La pluie martelait les rues de la capitale. Le froid de la nuit époussetait l'humidité qui avait envahit l'air. Les véhicules roulaient sur les asphaltes mouillés. Les passants bravaient les intempéries sous leurs parapluies, accompagnés ou seuls. Mais son regard ne bougea pas du sol. Ce qui l'entourait ne semblait plus avoir d'importance pour lui. Voilà une semaine qu'on lui avait dit que tout reviendrait à la normale, qu'ils reprendraient le cours de leurs vies comme avant, mais leurs vies, ils les avaient laissé là-bas. Elles ne leur appartenaient plus depuis qu'ils s'étaient décidé à jouer avec eux, à les manipuler, les endoctriner sans leur laisser une chance de s'échapper de leurs mains affamées de connaissances et de savoir.

Les éclats de voix et de rire derrière lui le firent tourner la tête vers le petit fast-food. Adossé à la vitre, les gouttes de pluies s'écoulant de ses mèches de cheveux. Il vit le groupe d'adolescents assis autour d'une table plus loin, discutant tranquillement entre eux.

S'ils ne les avaient pas forcé à rester ensemble, personne n'aurait pensé à l'inviter, ils ne voulaient pas de lui avec eux. Pas après ce qui s'était passé dans cette école, pas après cette tuerie. Pas après qu'ils aient vu les filaments les plus sombres de sa personnalité. De sa fausse personnalité. Celle qu'on lui a construite contre son gré, celle qu'il arborait aveuglément. Il n'était plus la même personne. Il était redevenu celui qu'il a toujours été.

Mais les autres ne voulaient absolument plus rien avoir à faire avec lui. Si ce n'était les ordres des docteurs qui les étudiaient, ils n'auraient certainement pas eu à continuer de traîner avec lui comme étant discuter.

La douleur brûlait au fond de son être. Les larmes menaçaient de couler. Il sentait le poids du rejet pesait en lui. Un caillou dans le lac vide qu'était son âme. Un caillou lourd mais petit. N'était-ce pas là une preuve évidente qu'il n'était plus le même ? Celui qu'il avait été dans cette killing game n'aurait jamais versé de larmes, n'aurait jamais affiché sa peine, aurait eu à mentir sur ce qu'il ressentait, choses qu'il n'avait même pas la force de faire.

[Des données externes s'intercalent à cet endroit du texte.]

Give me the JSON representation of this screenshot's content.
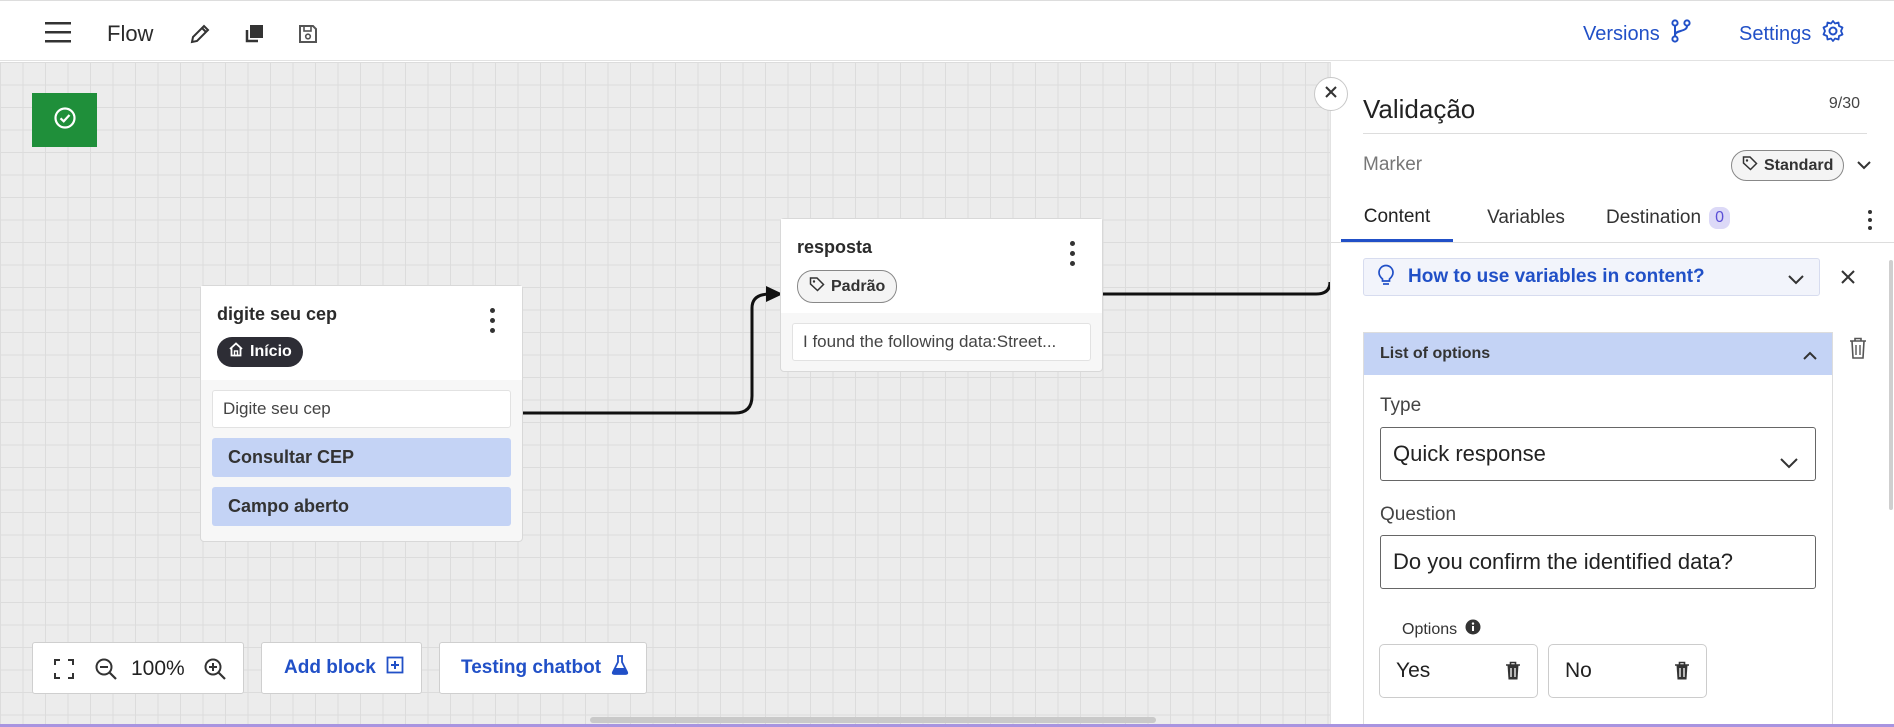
{
  "topbar": {
    "title": "Flow",
    "icons": [
      "menu-icon",
      "pencil-icon",
      "duplicate-icon",
      "save-icon"
    ],
    "versions_label": "Versions",
    "settings_label": "Settings"
  },
  "canvas": {
    "blocks": [
      {
        "title": "digite seu cep",
        "tag": "Início",
        "message": "Digite seu cep",
        "options": [
          "Consultar CEP",
          "Campo aberto"
        ]
      },
      {
        "title": "resposta",
        "tag": "Padrão",
        "message": "I found the following data:Street..."
      }
    ],
    "zoom": "100%",
    "add_block_label": "Add block",
    "testing_label": "Testing chatbot"
  },
  "panel": {
    "title": "Validação",
    "counter": "9/30",
    "marker_label": "Marker",
    "marker_value": "Standard",
    "tabs": [
      {
        "label": "Content"
      },
      {
        "label": "Variables"
      },
      {
        "label": "Destination",
        "badge": "0"
      }
    ],
    "help_text": "How to use variables in content?",
    "section_title": "List of options",
    "type_label": "Type",
    "type_value": "Quick response",
    "question_label": "Question",
    "question_value": "Do you confirm the identified data?",
    "options_label": "Options",
    "options": [
      "Yes",
      "No"
    ]
  },
  "colors": {
    "accent": "#2150c7",
    "success": "#1f8f3a",
    "option_bg": "#c4d3f5"
  }
}
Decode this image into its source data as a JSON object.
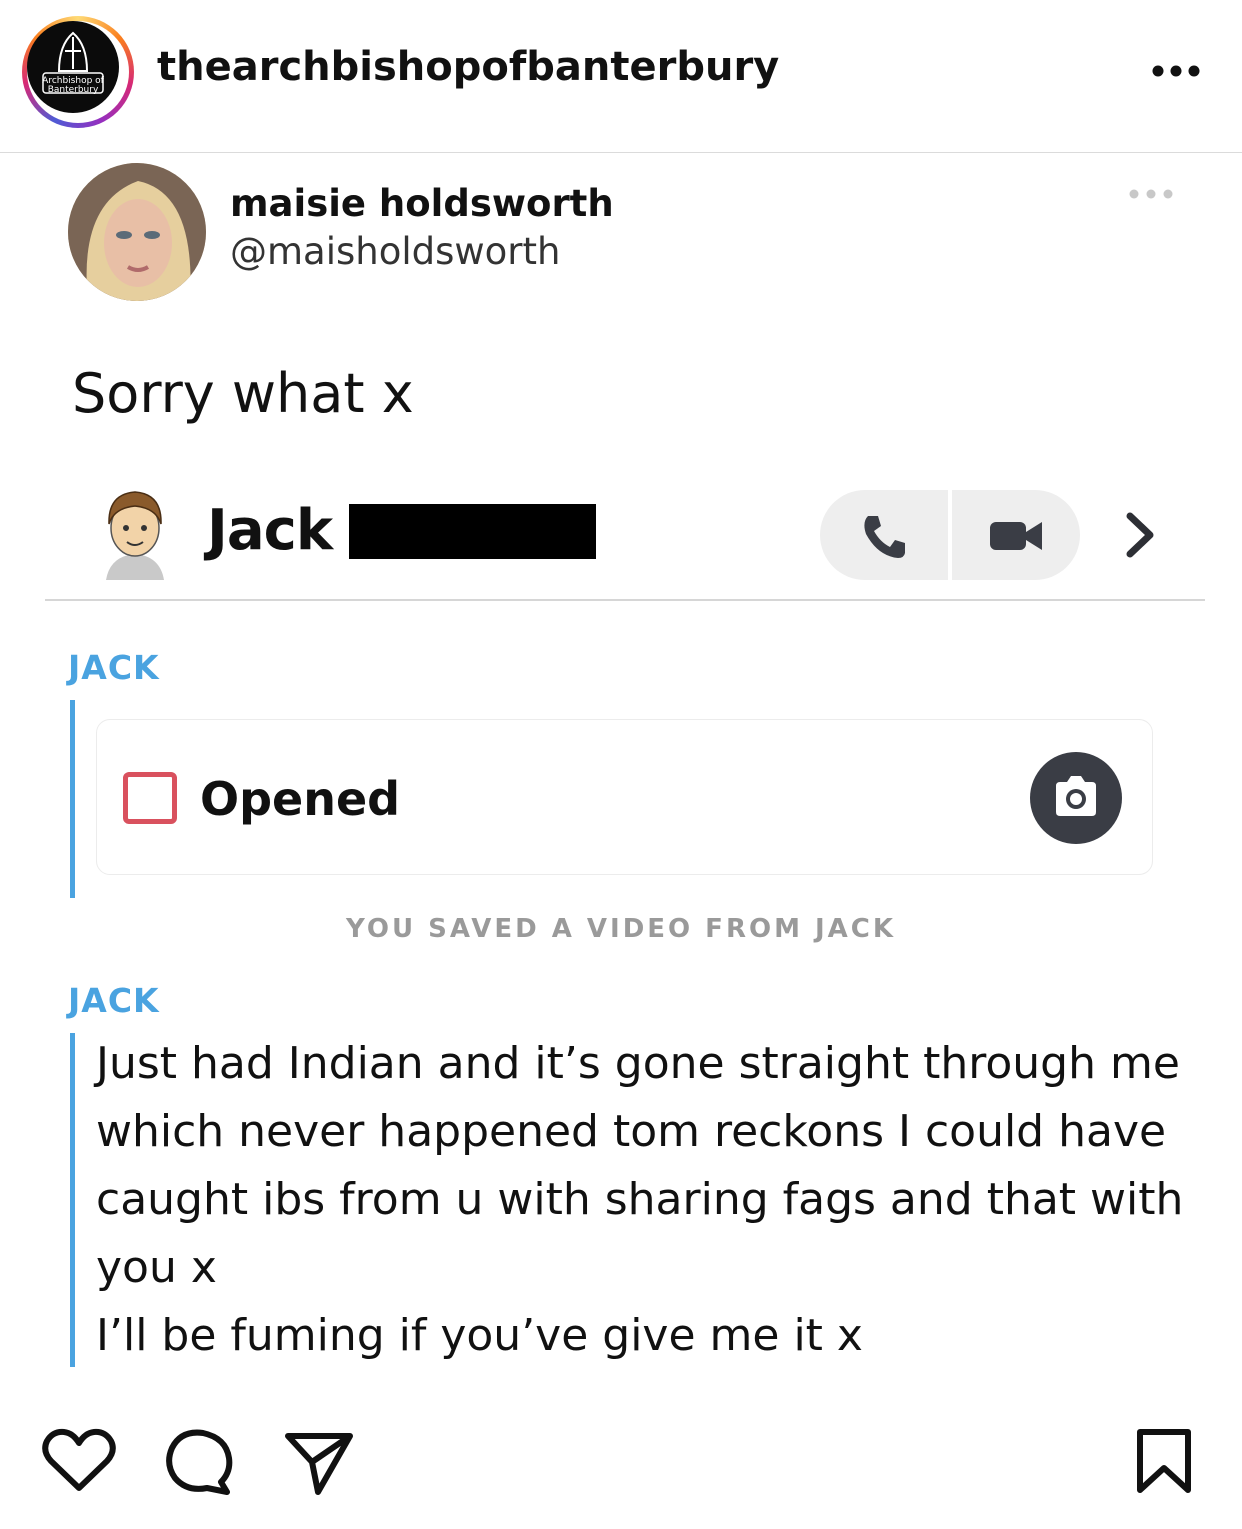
{
  "post": {
    "account": {
      "username": "thearchbishopofbanterbury",
      "avatar_text": "Archbishop of Banterbury"
    }
  },
  "tweet": {
    "display_name": "maisie holdsworth",
    "handle": "@maisholdsworth",
    "text": "Sorry what x"
  },
  "snap": {
    "contact_name": "Jack",
    "chat": [
      {
        "sender": "JACK",
        "snap_status": "Opened"
      },
      {
        "system_note": "YOU SAVED A VIDEO FROM JACK"
      },
      {
        "sender": "JACK",
        "lines": [
          "Just had Indian and it’s gone straight through me",
          "which never happened tom reckons I could have",
          "caught ibs from u with sharing fags and that with",
          "you x",
          "I’ll be fuming if you’ve give me it x"
        ]
      }
    ]
  },
  "icons": {
    "header": [
      "more-options-icon"
    ],
    "snap_header": [
      "phone-icon",
      "video-camera-icon",
      "chevron-right-icon"
    ],
    "actions": [
      "heart-icon",
      "comment-icon",
      "share-icon",
      "bookmark-icon"
    ]
  },
  "colors": {
    "accent_blue": "#4aa3e0",
    "opened_red": "#d9515e",
    "camera_button": "#3a3d45",
    "pill_gray": "#eeeeee"
  }
}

Se rendraient-ils compte à un moment qu'il n'était plus celui dont leurs plus lointains souvenirs se rappelaient ? S'en rendraient-ils compte ? Feraient-ils attention à lui après l'avoir découvert.

Évidemment que non. Personne ne faisait attention à lui après tout.

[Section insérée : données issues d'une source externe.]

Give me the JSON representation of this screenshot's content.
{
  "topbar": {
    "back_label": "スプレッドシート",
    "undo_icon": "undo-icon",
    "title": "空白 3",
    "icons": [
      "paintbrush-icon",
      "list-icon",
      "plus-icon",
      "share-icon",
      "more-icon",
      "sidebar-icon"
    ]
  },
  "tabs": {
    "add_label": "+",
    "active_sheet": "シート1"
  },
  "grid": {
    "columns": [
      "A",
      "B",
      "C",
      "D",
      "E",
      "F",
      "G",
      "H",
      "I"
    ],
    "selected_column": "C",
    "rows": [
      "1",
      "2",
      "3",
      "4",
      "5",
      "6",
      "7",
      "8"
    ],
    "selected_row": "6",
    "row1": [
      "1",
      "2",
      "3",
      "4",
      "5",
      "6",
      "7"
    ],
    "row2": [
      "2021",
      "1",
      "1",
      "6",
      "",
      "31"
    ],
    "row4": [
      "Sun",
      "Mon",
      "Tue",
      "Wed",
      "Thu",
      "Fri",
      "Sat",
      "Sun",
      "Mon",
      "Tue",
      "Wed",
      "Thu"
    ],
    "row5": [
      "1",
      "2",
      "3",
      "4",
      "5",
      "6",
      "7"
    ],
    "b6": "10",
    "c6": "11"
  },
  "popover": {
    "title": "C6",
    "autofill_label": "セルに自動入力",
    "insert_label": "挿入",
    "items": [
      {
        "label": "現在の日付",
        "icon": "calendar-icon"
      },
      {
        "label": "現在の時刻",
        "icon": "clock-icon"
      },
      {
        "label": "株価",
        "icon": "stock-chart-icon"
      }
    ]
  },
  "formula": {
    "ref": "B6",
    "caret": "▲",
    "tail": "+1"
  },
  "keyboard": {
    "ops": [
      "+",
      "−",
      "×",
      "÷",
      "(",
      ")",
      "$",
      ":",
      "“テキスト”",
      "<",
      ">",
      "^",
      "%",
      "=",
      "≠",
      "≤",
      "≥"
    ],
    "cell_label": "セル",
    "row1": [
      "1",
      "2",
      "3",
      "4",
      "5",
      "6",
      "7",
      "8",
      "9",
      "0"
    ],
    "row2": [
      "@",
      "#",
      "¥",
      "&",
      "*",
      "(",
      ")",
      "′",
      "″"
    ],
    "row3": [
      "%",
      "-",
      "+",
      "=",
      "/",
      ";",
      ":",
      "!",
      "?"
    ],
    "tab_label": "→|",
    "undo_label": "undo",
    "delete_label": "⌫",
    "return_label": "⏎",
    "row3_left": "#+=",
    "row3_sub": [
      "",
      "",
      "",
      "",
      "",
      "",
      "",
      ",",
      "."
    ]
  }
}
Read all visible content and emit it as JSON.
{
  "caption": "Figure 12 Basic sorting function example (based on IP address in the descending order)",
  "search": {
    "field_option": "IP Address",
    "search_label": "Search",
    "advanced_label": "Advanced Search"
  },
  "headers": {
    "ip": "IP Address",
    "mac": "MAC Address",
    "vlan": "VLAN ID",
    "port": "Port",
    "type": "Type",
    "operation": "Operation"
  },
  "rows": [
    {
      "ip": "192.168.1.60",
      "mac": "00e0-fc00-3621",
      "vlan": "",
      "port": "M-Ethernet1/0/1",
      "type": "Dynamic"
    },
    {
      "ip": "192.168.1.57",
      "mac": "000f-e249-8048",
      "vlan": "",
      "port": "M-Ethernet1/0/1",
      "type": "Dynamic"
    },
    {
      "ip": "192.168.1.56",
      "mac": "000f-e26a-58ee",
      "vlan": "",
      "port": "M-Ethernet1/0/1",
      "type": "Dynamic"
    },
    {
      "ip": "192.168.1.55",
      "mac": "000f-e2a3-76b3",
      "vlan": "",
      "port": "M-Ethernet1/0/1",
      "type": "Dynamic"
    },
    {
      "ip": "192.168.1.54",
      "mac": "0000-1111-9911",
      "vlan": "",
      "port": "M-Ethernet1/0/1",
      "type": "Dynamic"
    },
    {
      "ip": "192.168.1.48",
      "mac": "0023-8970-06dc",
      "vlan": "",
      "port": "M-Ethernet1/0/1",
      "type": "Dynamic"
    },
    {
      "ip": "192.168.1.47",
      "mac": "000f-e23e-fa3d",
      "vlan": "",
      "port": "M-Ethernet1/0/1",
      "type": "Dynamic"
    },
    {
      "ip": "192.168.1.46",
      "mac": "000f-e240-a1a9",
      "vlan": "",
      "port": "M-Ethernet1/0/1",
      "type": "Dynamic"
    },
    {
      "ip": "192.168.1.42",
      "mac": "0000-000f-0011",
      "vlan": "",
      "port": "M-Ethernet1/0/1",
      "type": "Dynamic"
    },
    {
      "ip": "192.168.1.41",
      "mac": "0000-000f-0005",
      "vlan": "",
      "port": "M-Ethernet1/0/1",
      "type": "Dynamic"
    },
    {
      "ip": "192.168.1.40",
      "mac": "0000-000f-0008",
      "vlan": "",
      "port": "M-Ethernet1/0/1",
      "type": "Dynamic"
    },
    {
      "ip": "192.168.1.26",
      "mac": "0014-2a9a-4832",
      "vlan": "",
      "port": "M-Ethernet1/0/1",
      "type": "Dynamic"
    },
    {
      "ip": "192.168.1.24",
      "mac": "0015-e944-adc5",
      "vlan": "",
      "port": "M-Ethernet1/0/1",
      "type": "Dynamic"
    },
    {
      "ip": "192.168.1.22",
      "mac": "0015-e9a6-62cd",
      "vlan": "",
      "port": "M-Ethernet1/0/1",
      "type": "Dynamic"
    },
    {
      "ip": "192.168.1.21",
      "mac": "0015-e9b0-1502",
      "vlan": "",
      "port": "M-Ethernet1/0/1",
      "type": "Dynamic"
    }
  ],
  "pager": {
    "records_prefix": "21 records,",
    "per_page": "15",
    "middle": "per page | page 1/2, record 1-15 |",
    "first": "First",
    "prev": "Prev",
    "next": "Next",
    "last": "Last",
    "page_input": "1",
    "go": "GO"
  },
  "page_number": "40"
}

«Tu es seul, Kokichi, et tu le seras toujours.»



SAMEDI SOIR

Le vent soufflait fort cette journée-là, mais le soleil couchant réchauffait leurs corps. Pour la première fois depuis longtemps, les quatorze adolescents semblaient réellement heureux. Leurs rires retentissaient dans la pataugeoire libre d'enfants et de parents du parc. Ce n'était pas forcément la meilleure journée pour jouer avec de l'eau en maillots de bains, et certainement pas à une heure aussi tardive, mais ils ne faisaient pas attention au temps venteux ni à l'heure passée.

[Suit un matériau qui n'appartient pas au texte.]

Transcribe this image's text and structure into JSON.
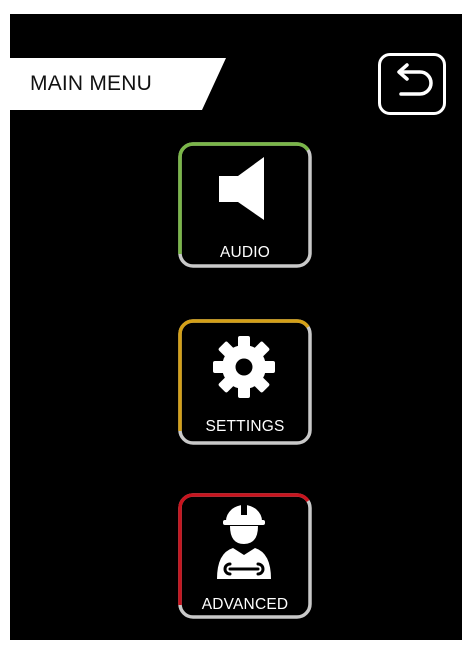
{
  "header": {
    "title": "MAIN MENU",
    "back_icon": "undo-arrow-icon"
  },
  "menu": {
    "items": [
      {
        "label": "AUDIO",
        "icon": "speaker-icon",
        "accent": "#7ab648"
      },
      {
        "label": "SETTINGS",
        "icon": "gear-icon",
        "accent": "#d4a017"
      },
      {
        "label": "ADVANCED",
        "icon": "technician-icon",
        "accent": "#c8141e"
      }
    ]
  },
  "colors": {
    "background": "#000000",
    "tile_border_neutral": "#c9c9c9",
    "text": "#ffffff"
  }
}
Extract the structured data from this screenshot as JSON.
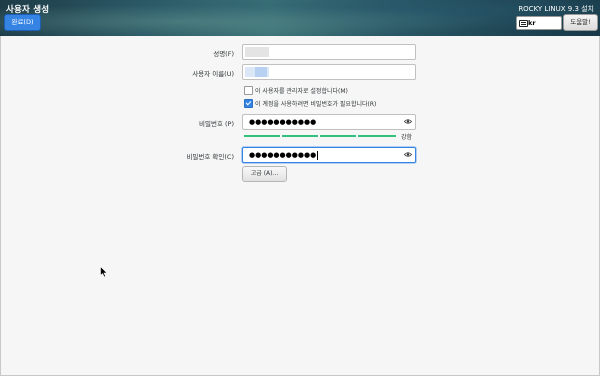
{
  "header": {
    "title": "사용자 생성",
    "done_label": "완료(D)",
    "install_title": "ROCKY LINUX 9.3 설치",
    "keyboard_layout": "kr",
    "help_label": "도움말!"
  },
  "form": {
    "fullname_label": "성명(F)",
    "username_label": "사용자 이름(U)",
    "admin_checkbox": {
      "label": "이 사용자를 관리자로 설정합니다(M)",
      "checked": false
    },
    "password_checkbox": {
      "label": "이 계정을 사용하려면 비밀번호가 필요합니다(R)",
      "checked": true
    },
    "password_label": "비밀번호 (P)",
    "password_mask": "●●●●●●●●●●●",
    "strength_label": "강함",
    "strength_level": 1.0,
    "confirm_label": "비밀번호 확인(C)",
    "confirm_mask": "●●●●●●●●●●●",
    "advanced_label": "고급 (A)..."
  },
  "colors": {
    "accent": "#3584e4",
    "strength": "#2ec27e"
  },
  "icons": {
    "reveal": "eye-icon",
    "keyboard": "keyboard-icon",
    "pointer": "mouse-pointer-icon"
  }
}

Ils voulaient simplement oublier. Oublier tout ce qui s'était passé ces derniers mois. Oublier ce qu'ils avaient vécu. Oublier tout. Ils n'avaient plus à se méfier les uns des autres, ils n'avaient plus à s'entretuer. Ils n'avaient plus à se réveiller chaque matin et se demander qui risquait de leur enlever la vie. Ils pouvaient finalement respirer. Ils avaient offert rédemption et amitié à chacun d'entre eux.

Chacun d'entre eux excepté un.

Son regard ne pouvait pas les quitter. Ses oreilles essayaient de faire taire leurs éclats de rire. Son corps voulait fuir le plus loin possible. Sa langue se retenait de leur hurler qu'il voulait leur pardon, qu'il en avait besoin, que ce n'était pas juste qu'il soit le seul mit à l'écart.

Il savait qu'il avait fait du mal, mais pourquoi eux, ceux qui avaient tué de leurs propres mains, aussi égoïstement, s'étaient fait si facilement pardonner et lui non ? Il n'était pas mieux qu'eux, mais il méritait lui aussi leur pardon, alors pourquoi ne la lui accordait-t-il pas ?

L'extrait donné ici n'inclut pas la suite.